China Superconducting tokamak fusion device starting Aug 15

Hot fusion may not be the best way to go to solve our energy problems (in terms of cost or timeliness of making a difference). Making solar cheaper and better and creating space based solar power should be better. But with enough breakthroughs advanced fusion power could become very important.

the Institute of Plasma Physics at Hefei, under the Chinese Academy of Sciences (CAS), has successfully completed the first tests of the Experimental Advanced Superconducting Tokamak (EAST) fusion experiment. The final assembly of the device is complete, and it is now undergoing vacuumizing, cooling, and galvanizing experiments. The first plasma discharge is scheduled for august 15.

EAST started overall assembly in 2003, and was developed as an upgrade from HT-7, China’s first superconducting tokamak completed in 1990. The budget for the device was just 300 million yuan ($37 million) — a small fraction of the cost of the multi hundred million dollar price tag of similar devices being developed elsewhere.

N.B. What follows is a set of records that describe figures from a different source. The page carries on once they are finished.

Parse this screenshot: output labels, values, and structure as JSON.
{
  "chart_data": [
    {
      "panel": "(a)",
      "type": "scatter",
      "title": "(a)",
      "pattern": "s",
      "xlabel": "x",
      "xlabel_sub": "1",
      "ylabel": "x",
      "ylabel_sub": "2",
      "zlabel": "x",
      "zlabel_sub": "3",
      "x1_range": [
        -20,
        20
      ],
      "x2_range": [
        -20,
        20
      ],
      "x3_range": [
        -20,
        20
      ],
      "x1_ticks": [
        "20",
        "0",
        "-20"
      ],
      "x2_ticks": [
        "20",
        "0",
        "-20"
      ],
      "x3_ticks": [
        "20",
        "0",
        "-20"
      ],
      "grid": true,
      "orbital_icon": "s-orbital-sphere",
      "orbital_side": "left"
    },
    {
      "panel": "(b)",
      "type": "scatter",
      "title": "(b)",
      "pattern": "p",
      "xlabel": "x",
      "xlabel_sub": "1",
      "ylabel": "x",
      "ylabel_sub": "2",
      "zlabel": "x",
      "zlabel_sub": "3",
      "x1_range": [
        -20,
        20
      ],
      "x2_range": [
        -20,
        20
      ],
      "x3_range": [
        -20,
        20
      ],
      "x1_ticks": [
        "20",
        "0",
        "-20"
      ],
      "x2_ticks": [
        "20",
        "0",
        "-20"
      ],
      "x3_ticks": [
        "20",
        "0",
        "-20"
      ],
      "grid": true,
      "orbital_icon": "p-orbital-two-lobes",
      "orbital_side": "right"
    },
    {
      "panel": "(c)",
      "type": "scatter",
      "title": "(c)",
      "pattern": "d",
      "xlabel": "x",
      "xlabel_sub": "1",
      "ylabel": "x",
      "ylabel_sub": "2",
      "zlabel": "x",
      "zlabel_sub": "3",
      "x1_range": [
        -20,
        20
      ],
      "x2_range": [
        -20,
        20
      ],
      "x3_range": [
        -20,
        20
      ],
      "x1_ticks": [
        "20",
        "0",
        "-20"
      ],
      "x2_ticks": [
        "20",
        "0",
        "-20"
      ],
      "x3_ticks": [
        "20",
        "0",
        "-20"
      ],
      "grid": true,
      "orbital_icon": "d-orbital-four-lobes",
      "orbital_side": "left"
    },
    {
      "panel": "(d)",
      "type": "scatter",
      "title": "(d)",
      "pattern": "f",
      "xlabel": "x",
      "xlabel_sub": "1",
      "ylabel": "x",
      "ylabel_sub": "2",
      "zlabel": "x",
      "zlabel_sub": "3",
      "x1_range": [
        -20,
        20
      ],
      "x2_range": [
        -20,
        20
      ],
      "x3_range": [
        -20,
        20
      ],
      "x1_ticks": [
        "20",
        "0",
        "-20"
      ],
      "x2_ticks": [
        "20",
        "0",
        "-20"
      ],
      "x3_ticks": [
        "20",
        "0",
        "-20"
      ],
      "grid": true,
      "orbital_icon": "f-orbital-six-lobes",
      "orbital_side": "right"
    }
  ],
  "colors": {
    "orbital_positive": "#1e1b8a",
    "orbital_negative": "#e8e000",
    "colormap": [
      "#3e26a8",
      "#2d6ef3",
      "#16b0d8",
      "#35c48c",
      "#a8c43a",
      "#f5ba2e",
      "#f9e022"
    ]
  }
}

If the device succeeds, China will become the first country to build and successfully demonstrate a superconducting tokamak fusion device. The goals for EAST include exploring and demonstrating steady-state operation of a tokamak and generating plasma currents of 1MA. With a capability for pulse times as long as 1,000 seconds, the device will also be used to investigate particle and heat flux handling on a time scale much longer than the wall equilibration time.